OBJECTIVES: In the revised version of ISO 7405 there are so far no detailed recommendations concerning temperature and humidity during specimen production for light curing and chemically setting dental materials. The main objective of the present study was to observe if different environmental conditions during specimen production influence cytotoxicity and degree of conversion of four post and core composite materials and to investigate if cytotoxicity of post and core materials is influenced by their corresponding bonding substances. METHODS: Specimens of four different post and core composite materials (LuxaCore - Dual, Core X-Flow, Flow White and MultiCore Flow) were produced in a climate test chamber at 23°C/50% relative humidity or 37°C/95% relative humidity and were dual-cured or self-cured, with or without their corresponding bonding substances. Specimens were added to cell cultures immediately after production or after preincubation for 7 days. Specimens were incubated with L-929 fibroblasts for 72h and cell numbers determined by a flow cytometer. FTIR spectroscopic measurements of post and core materials were performed at the same temperature conditions as for the cytotoxicity assay (23°C or 37°C).

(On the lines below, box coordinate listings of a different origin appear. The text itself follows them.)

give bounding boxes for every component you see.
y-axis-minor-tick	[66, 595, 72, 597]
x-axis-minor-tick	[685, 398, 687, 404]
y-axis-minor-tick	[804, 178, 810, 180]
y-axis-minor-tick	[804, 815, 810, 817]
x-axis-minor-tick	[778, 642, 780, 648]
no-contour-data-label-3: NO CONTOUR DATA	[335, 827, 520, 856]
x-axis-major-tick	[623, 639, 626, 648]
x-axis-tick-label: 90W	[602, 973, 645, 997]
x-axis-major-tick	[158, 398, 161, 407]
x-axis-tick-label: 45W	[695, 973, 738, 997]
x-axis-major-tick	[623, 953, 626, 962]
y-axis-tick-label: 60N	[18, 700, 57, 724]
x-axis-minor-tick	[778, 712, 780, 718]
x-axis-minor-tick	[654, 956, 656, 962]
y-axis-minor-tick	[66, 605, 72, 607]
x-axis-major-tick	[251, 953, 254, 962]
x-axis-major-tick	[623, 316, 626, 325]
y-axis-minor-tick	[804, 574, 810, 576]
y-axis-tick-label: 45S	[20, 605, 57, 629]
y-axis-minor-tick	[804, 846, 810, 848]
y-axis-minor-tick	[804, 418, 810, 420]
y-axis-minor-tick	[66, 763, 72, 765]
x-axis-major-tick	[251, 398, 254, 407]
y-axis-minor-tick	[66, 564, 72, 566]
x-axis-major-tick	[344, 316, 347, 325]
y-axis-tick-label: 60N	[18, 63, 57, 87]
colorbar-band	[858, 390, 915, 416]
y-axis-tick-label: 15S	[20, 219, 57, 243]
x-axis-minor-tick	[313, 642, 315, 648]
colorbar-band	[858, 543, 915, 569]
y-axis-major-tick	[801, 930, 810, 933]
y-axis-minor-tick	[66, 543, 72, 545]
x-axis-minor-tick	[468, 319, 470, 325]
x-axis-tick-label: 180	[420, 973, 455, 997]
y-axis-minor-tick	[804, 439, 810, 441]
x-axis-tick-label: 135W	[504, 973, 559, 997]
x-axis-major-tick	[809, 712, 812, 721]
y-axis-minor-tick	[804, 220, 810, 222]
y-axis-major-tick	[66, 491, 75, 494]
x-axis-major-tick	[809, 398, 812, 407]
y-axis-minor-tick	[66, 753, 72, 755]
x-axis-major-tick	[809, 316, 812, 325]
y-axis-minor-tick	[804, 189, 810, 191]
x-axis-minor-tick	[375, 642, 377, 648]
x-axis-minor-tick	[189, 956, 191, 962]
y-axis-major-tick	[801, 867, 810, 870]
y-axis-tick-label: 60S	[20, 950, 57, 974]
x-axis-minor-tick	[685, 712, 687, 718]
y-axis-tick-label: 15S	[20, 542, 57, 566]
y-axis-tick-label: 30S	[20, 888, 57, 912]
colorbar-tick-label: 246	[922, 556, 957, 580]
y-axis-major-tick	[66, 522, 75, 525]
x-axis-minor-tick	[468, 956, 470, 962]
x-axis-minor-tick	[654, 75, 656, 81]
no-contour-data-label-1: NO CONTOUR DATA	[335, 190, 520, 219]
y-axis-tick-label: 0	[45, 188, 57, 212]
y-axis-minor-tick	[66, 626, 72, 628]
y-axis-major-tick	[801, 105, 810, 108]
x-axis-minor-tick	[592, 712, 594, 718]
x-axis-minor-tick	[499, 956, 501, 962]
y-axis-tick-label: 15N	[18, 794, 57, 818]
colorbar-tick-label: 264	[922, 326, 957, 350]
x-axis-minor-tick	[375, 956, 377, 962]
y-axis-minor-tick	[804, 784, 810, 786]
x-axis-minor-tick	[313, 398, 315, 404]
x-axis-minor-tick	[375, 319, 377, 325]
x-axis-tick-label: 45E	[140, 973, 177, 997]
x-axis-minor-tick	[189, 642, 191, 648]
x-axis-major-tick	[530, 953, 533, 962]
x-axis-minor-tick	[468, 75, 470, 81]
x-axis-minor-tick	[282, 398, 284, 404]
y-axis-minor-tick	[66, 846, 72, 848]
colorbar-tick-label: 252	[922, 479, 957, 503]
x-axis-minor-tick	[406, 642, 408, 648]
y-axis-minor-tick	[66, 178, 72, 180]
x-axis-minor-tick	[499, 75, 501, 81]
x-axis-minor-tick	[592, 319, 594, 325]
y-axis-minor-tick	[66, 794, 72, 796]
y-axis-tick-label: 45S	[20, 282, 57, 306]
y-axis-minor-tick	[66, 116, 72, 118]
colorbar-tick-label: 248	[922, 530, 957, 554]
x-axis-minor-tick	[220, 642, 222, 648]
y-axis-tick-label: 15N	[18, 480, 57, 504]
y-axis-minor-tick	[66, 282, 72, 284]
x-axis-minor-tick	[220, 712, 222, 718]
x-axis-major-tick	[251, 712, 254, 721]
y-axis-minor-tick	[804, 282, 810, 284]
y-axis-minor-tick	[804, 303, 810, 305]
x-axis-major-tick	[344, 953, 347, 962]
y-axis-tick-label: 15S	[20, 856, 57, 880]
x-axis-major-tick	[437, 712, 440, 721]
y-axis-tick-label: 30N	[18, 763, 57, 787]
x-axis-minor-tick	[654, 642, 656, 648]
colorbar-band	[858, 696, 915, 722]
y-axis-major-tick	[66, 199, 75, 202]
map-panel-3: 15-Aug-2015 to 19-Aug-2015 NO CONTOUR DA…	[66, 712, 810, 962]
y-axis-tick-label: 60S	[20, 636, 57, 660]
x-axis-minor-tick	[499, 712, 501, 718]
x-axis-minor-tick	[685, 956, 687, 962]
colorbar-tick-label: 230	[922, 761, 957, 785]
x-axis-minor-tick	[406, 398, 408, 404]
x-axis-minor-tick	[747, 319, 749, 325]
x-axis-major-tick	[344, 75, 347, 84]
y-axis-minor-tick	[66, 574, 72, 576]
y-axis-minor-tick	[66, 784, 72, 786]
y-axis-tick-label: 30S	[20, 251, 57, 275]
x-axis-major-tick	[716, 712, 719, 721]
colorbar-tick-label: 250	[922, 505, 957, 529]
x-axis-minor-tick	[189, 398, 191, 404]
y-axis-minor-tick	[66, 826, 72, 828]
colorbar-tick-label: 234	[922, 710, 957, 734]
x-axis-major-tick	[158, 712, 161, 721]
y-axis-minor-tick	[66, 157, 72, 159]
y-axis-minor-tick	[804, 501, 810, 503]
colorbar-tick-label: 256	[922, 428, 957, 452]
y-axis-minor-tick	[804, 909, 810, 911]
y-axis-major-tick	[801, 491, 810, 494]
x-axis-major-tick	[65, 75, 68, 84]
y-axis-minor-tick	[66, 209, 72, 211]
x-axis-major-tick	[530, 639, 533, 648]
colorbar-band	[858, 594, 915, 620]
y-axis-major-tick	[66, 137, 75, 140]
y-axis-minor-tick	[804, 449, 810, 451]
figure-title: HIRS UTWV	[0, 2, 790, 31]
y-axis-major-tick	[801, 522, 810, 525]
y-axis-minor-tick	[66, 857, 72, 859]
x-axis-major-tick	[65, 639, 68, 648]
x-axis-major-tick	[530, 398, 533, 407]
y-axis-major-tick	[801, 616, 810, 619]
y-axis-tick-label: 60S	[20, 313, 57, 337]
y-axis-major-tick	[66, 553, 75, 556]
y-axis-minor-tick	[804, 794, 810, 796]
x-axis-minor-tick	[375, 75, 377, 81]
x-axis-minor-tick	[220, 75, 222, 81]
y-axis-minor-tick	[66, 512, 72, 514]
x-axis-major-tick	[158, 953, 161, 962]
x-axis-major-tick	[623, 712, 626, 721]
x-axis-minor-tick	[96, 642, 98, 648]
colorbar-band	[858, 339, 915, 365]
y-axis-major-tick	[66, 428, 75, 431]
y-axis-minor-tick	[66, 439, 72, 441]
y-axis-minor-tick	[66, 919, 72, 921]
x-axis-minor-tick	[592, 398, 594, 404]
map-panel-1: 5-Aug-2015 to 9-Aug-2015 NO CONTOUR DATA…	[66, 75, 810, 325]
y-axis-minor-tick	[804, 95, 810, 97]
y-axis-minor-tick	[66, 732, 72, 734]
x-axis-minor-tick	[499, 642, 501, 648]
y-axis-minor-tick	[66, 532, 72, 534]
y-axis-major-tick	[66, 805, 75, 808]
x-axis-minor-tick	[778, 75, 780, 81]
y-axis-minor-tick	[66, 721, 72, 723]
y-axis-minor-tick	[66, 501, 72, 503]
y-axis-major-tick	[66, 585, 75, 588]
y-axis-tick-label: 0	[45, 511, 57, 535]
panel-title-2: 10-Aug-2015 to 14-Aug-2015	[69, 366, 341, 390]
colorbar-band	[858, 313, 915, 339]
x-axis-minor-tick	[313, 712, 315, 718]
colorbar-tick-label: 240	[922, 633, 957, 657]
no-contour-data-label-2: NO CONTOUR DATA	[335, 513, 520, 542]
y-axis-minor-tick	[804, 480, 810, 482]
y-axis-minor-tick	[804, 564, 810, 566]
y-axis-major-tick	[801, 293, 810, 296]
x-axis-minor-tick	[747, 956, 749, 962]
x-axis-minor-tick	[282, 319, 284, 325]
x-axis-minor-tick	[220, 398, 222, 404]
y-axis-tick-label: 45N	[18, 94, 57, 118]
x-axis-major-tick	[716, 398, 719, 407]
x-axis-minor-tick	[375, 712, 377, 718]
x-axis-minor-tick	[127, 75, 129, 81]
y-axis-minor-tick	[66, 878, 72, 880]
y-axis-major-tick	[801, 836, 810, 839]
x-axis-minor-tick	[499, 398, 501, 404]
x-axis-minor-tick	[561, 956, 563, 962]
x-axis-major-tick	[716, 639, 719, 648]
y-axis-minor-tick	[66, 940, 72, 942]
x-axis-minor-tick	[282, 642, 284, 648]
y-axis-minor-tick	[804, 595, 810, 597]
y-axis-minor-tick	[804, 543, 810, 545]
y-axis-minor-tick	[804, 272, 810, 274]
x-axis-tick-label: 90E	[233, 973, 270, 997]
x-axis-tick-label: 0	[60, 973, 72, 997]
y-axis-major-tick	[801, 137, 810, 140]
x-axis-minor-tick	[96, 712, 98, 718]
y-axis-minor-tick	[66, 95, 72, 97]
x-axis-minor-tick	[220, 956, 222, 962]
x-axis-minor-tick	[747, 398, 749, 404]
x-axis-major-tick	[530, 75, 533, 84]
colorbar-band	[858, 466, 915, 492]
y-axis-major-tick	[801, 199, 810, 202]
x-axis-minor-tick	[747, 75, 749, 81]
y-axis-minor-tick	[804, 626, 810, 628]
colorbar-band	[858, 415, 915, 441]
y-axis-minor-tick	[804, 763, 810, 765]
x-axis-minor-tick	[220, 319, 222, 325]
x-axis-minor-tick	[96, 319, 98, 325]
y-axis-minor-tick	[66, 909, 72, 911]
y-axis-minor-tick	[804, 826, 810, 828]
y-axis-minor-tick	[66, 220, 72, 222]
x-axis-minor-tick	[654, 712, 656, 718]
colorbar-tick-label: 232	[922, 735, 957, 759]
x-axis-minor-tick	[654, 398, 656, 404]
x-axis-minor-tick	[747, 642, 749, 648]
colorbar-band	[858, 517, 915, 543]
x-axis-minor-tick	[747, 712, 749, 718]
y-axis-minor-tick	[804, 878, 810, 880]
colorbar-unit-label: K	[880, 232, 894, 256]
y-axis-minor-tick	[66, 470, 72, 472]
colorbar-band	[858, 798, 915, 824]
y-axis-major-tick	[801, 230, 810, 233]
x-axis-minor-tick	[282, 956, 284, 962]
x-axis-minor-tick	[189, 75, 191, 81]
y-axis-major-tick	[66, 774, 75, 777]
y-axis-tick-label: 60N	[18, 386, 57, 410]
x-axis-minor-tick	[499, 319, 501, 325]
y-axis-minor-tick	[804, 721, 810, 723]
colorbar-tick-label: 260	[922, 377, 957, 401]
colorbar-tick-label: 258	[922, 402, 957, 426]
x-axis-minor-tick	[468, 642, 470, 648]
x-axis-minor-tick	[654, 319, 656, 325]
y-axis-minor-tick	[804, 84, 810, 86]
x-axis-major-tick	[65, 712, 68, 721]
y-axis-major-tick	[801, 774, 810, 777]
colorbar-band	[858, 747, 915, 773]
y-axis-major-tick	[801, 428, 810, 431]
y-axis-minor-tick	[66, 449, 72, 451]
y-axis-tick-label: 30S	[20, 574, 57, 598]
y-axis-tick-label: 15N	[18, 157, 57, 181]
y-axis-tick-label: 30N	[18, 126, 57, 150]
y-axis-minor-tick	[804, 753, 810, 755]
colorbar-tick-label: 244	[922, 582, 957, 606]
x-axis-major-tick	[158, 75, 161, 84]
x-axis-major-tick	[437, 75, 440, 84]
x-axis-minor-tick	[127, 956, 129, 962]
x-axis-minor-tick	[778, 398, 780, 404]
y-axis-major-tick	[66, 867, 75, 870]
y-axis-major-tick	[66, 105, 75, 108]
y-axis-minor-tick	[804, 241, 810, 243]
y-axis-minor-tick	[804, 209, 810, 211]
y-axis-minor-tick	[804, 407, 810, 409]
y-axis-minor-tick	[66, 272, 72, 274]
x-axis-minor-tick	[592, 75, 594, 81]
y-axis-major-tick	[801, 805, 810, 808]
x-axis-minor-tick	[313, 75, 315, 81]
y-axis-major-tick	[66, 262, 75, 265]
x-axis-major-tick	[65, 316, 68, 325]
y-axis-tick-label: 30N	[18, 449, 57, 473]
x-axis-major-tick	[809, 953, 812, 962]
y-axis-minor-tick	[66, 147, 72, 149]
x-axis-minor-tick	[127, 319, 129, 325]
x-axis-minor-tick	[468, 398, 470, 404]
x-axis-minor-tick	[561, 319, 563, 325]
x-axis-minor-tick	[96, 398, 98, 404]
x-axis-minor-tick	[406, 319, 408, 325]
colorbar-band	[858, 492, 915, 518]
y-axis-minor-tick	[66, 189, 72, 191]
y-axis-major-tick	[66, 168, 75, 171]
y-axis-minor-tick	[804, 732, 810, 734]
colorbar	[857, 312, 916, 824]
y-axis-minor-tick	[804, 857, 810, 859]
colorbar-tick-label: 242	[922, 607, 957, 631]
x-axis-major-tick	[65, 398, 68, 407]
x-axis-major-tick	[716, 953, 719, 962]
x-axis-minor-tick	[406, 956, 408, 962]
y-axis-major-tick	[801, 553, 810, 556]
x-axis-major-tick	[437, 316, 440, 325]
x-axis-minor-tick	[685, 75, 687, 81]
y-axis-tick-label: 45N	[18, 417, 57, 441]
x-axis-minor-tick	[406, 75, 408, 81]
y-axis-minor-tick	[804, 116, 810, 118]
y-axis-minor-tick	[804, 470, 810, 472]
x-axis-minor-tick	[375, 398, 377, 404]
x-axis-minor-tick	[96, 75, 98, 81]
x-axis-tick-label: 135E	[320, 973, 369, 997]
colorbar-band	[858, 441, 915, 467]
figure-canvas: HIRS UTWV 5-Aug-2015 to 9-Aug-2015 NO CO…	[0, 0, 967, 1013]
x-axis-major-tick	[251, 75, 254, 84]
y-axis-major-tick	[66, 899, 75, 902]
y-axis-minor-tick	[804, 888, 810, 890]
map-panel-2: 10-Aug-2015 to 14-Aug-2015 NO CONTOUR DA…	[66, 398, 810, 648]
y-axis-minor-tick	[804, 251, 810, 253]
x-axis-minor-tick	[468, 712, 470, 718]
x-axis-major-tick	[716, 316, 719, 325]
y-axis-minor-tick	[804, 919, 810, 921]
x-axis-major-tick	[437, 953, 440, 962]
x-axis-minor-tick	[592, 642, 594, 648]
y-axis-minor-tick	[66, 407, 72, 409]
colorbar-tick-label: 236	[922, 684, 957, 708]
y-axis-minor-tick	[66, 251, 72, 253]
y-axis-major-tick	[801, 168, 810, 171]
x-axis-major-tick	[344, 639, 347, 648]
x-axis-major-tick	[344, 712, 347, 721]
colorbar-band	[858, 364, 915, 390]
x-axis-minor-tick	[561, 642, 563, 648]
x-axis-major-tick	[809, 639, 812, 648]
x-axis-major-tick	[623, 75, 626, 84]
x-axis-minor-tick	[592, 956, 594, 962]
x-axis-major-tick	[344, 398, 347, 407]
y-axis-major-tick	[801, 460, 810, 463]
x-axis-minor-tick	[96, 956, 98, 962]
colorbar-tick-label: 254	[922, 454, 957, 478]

RESULTS: Dual-cured specimens of all post and core composites exhibited less cytotoxicity under both environmental conditions than self-cured specimens. All self-cured specimens manufactured at 37°C/95% showed less cytotoxicity than specimens produced at 23°C/50%. All dual-cured specimens showed similar cytotoxicity at both environmental conditions. After 7 days of preincubation most dual-cured specimens produced at 23°C/50% showed less cytotoxicity than self-cured specimens (with the exception of Flow White). Compared to fresh specimens, 7-day aged specimens of most materials showed reduced cytotoxicity. Materials already showing low cytotoxicity as fresh specimens did not further reduce their cytotoxicity after 7 days of preincubation. For dual-cured materials the degree of conversion was higher compared to self-cured materials. SIGNIFICANCE: Different temperatures during specimen production have an impact on cytotoxicity and degree of conversion of dual-curing composite materials. Detailed recommendations for standardization concerning environmental conditions during specimen production are required.